MIRAMICHI, N.B. — A former provincial ombudsman says the recent police shootings of two Indigenous people in New Brunswick have left him feeling distraught over the lack of police training on dealing with mental health issues, like those presented by the two victims.
"I've long felt that police are not really well equipped to deal with these kind of cases," Bernard Richard said in an interview Sunday.
"In most provinces (including New Brunswick), there are crisis intervention units that are available around the clock to respond to these types of situations."
However, there has been no indication whether police sought the help of mental health experts before the deadly shootings in Edmundston and near Metepenagiag Mi'kmaq Nation, west of Miramichi.
"That would be one of the first questions I would have to ask," said Richard, who served as the province's ombudsman from 2004 to 2011 and now advises six Mi'kmaq First Nations in New Brunswick on child protection issues.
"I was a bit stunned that, in both these cases, the primary response was police, and they felt it necessary to use lethal force."
And in both cases, police were called to deal with people who appeared to be suffering from mental health challenges, Richard said.
What we're watching in the U.S. ...
WASHINGTON, D.C. —Senate Republicans are poised to unveil an extensive package of policing changes that includes new restrictions on police choke holds and other practices as President Donald Trump signals his support following the mass demonstrations over the deaths of George Floyd and other black Americans.
Sen. Tim Scott of South Carolina, the sole African American Republican in the Senate, has been crafting the package set to roll out Wednesday. While it doesn't go as far as a sweeping Democratic bill heading toward a House vote, the emerging GOP legislation shares similar provisions as Congress rushes to respond.
With Trump set to announce executive actions on law enforcement as soon as Tuesday, the crush of activity shows how quickly police violence and racial prejudice are transforming national party priorities.
"I think we're going to get to a bill that actually becomes law," Scott said Sunday on NBC's "Meet the Press." Scott said the choke hold, in particular, "is a policy whose time has come and gone."
The GOP package is one of the most extensive proposed overhauls to policing procedures yet from Republicans, who have long aligned with Trump's "law and order" approach but are suddenly confronted with a groundswell of public unrest in cities large and small over police violence.
Over the weekend, the shooting death of Rayshard Brooks during a routine stop by a white officer in Atlanta led to an outcry, more protests and the police chief's swift ouster.

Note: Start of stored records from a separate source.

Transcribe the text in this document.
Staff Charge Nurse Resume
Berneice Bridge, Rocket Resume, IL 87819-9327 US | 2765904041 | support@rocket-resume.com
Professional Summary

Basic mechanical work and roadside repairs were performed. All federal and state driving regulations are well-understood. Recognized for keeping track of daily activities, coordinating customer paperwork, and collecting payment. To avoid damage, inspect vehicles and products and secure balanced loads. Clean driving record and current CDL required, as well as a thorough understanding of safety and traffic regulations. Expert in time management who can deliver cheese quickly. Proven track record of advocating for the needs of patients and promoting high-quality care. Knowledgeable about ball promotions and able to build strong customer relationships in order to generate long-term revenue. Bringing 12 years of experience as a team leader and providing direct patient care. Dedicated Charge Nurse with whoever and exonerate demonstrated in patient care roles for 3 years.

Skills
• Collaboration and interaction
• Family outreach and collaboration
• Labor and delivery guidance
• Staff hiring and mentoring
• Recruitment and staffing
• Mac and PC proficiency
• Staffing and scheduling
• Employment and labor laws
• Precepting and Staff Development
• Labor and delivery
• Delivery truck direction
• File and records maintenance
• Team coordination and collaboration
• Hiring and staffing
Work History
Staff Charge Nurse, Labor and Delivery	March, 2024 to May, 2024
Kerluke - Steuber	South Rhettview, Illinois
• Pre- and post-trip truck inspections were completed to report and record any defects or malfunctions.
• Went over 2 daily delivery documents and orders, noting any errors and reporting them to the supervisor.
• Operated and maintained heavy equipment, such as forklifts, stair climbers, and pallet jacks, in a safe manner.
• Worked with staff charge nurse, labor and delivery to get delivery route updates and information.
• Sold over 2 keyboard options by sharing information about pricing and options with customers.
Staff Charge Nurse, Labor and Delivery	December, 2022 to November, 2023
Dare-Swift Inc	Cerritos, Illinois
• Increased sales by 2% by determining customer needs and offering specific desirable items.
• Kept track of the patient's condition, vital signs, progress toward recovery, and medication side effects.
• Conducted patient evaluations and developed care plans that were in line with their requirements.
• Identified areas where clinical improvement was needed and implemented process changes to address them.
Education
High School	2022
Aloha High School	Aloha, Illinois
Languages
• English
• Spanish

What we're watching in the elsewhere...
SEOUL — South Korea's president called on North Korea to stop raising animosities and return to talks, saying Monday the rivals must not reverse the peace deals that he and North Korean leader Kim Jong Un reached during 2018 summits.
President Moon Jae-in's efforts to defuse rising animosities came after North Korea threatened Friday to destroy an inter-Korean liaison office located in North Korea and take unspecified military steps against South Korea.
If North Korean were to take such actions it would be a serious setback to Moon's efforts toward Korean reconciliation and finding a negotiated solution to the North Korean nuclear issue.
"North Korea must not sever communications and create tensions to turn back the clock to a past confrontational period," Moon said during a meeting with top presidential advisers, according to his office. "We must not push back the pledges of peace that Chairman Kim Jong Un and I made."
Moon, a liberal who met Kim three times in 2018, was a driving force behind now-dormant diplomatic efforts between Pyongyang and Washington, including the summit between Kim and President Donald Trump in Singapore in 2018.
During two of the three inter-Korean summits, Moon and Kim agreed to achieve denuclearization of the Korean Peninsula and take other steps to boost exchanges and dial down military tensions. Those summits initially helped to improve their countries' ties significantly, before their relations became strained again after the breakdown of a second Kim-Trump summit in Vietnam in early 2019.